The head reads, “Italy mudslide toll climbs.” There was a horrible mudslide in Italy with loss of life; this was the “second-day” story, in which rescuers had found even more bodies. The boss insisted that that headline never should have made the paper — instead, he claimed, it should have said, “Italian mudslide …”

Somebody on the desk agreed with him (there’s always one of those), saying, “Yeah, like you don’t say, ‘France soldiers’; you say, ‘FRENCH soldiers.’” The truth is, and when i run a paper, i’ll tell all the copy-editors this: It’s a matter of ear. No, you DON’T say, ‘France soldiers.’ But you DO say, ‘U.S. soldiers’; in fact, we say it all the time. And G-d knows we say, ‘Newburgh police,’ ‘Middletown festival,’ ‘Ulster officials,’ etc., multiple times in every paper.

i say — and i say it often, with thanks to John Lennon each time – ’Whatever gets you through the night.’ i would have had to come up with, in 5 7/8 inches, another way to say the same thing, or reduce the headline by about 5 points (the designers would have bounced that right back to me) to get ‘Italian’ in the place of ‘Italy.’ On deadline.
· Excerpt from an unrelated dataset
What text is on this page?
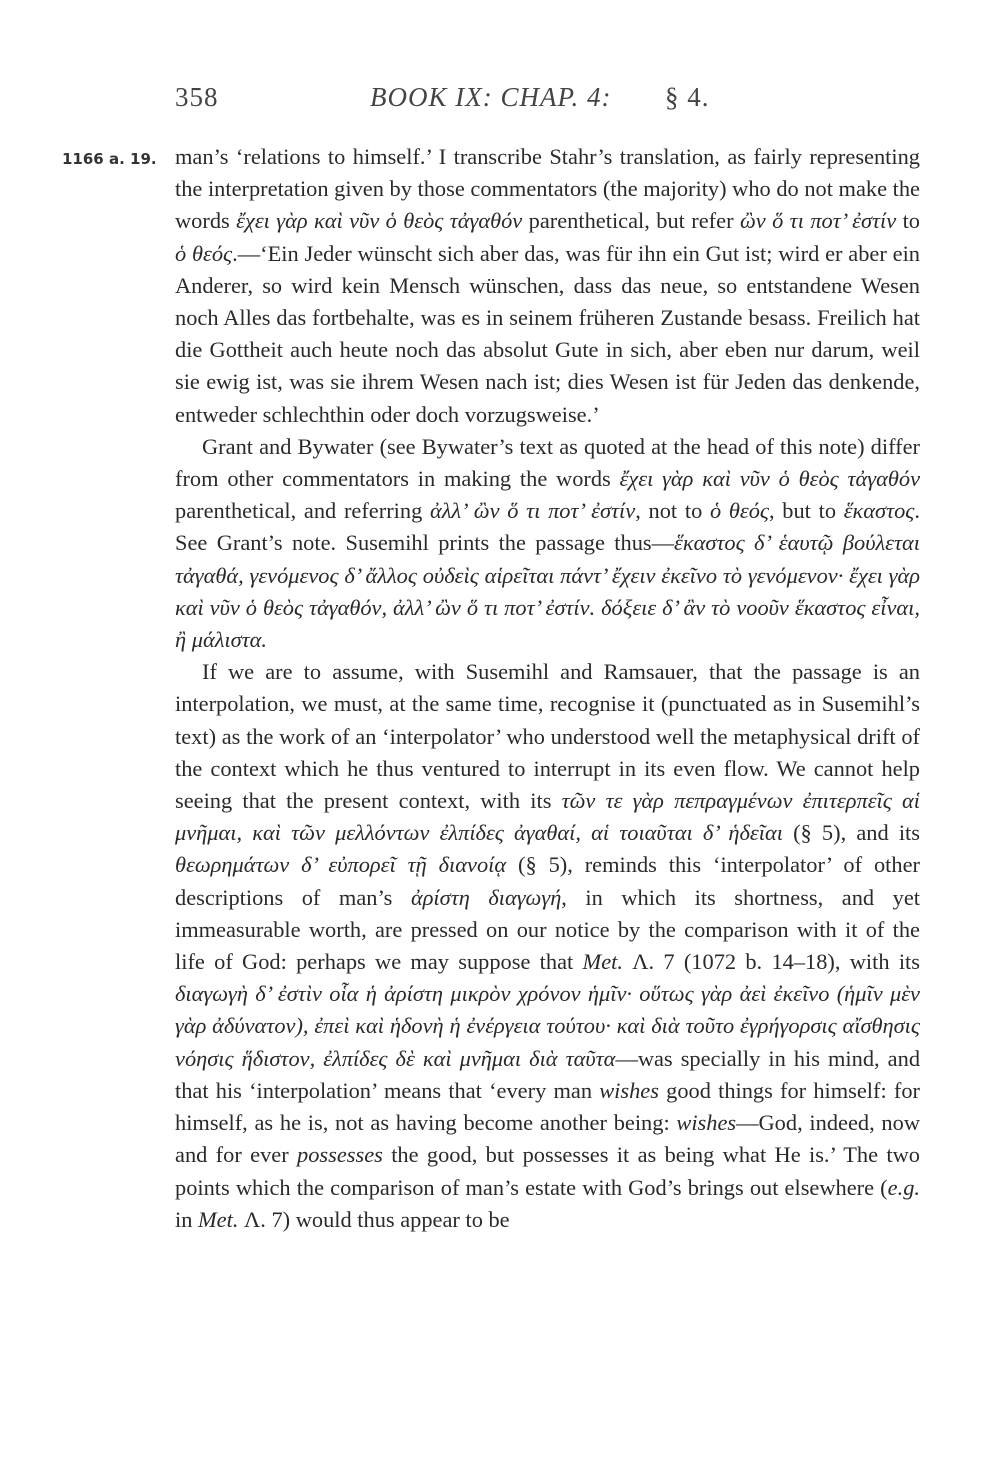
358	BOOK IX: CHAP. 4: § 4.
1166 a. 19. man’s ‘relations to himself.’ I transcribe Stahr’s translation, as fairly representing the interpretation given by those commentators (the majority) who do not make the words ἔχει γὰρ καὶ νῦν ὁ θεὸς τἀγαθόν parenthetical, but refer ὢν ὅ τι ποτ’ ἐστίν to ὁ θεός.—‘Ein Jeder wünscht sich aber das, was für ihn ein Gut ist; wird er aber ein Anderer, so wird kein Mensch wünschen, dass das neue, so entstandene Wesen noch Alles das fortbehalte, was es in seinem früheren Zustande besass. Freilich hat die Gottheit auch heute noch das absolut Gute in sich, aber eben nur darum, weil sie ewig ist, was sie ihrem Wesen nach ist; dies Wesen ist für Jeden das denkende, entweder schlechthin oder doch vorzugsweise.’

Grant and Bywater (see Bywater’s text as quoted at the head of this note) differ from other commentators in making the words ἔχει γὰρ καὶ νῦν ὁ θεὸς τἀγαθόν parenthetical, and referring ἀλλ’ ὢν ὅ τι ποτ’ ἐστίν, not to ὁ θεός, but to ἕκαστος. See Grant’s note. Susemihl prints the passage thus—ἕκαστος δ’ ἑαυτῷ βούλεται τἀγαθά, γενόμενος δ’ ἄλλος οὐδεὶς αἱρεῖται πάντ’ ἔχειν ἐκεῖνο τὸ γενόμενον· ἔχει γὰρ καὶ νῦν ὁ θεὸς τἀγαθόν, ἀλλ’ ὢν ὅ τι ποτ’ ἐστίν. δόξειε δ’ ἂν τὸ νοοῦν ἕκαστος εἶναι, ἢ μάλιστα.

If we are to assume, with Susemihl and Ramsauer, that the passage is an interpolation, we must, at the same time, recognise it (punctuated as in Susemihl’s text) as the work of an ‘interpolator’ who understood well the metaphysical drift of the context which he thus ventured to interrupt in its even flow. We cannot help seeing that the present context, with its τῶν τε γὰρ πεπραγμένων ἐπιτερπεῖς αἱ μνῆμαι, καὶ τῶν μελλόντων ἐλπίδες ἀγαθαί, αἱ τοιαῦται δ’ ἡδεῖαι (§ 5), and its θεωρημάτων δ’ εὐπορεῖ τῇ διανοίᾳ (§ 5), reminds this ‘interpolator’ of other descriptions of man’s ἀρίστη διαγωγή, in which its shortness, and yet immeasurable worth, are pressed on our notice by the comparison with it of the life of God: perhaps we may suppose that Met. Λ. 7 (1072 b. 14–18), with its διαγωγὴ δ’ ἐστὶν οἷα ἡ ἀρίστη μικρὸν χρόνον ἡμῖν· οὕτως γὰρ ἀεὶ ἐκεῖνο (ἡμῖν μὲν γὰρ ἀδύνατον), ἐπεὶ καὶ ἡδονὴ ἡ ἐνέργεια τούτου· καὶ διὰ τοῦτο ἐγρήγορσις αἴσθησις νόησις ἥδιστον, ἐλπίδες δὲ καὶ μνῆμαι διὰ ταῦτα—was specially in his mind, and that his ‘interpolation’ means that ‘every man wishes good things for himself: for himself, as he is, not as having become another being: wishes—God, indeed, now and for ever possesses the good, but possesses it as being what He is.’ The two points which the comparison of man’s estate with God’s brings out elsewhere (e.g. in Met. Λ. 7) would thus appear to be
To me, an “Italian mudslide” is a dessert you’d order at a TGIFriday’s, or a drink at some bar in an Italian neighborhood in Syracuse. It would have espresso coffee in it, and Kahlua, and vanilla ice cream and brandy, and blackberry liqueur. (Wait here a minute while i retch, will you?)

There. All better. Anyway: ‘Italian mudslide’ just didn’t sound right to me, and it still doesn’t. What do you think?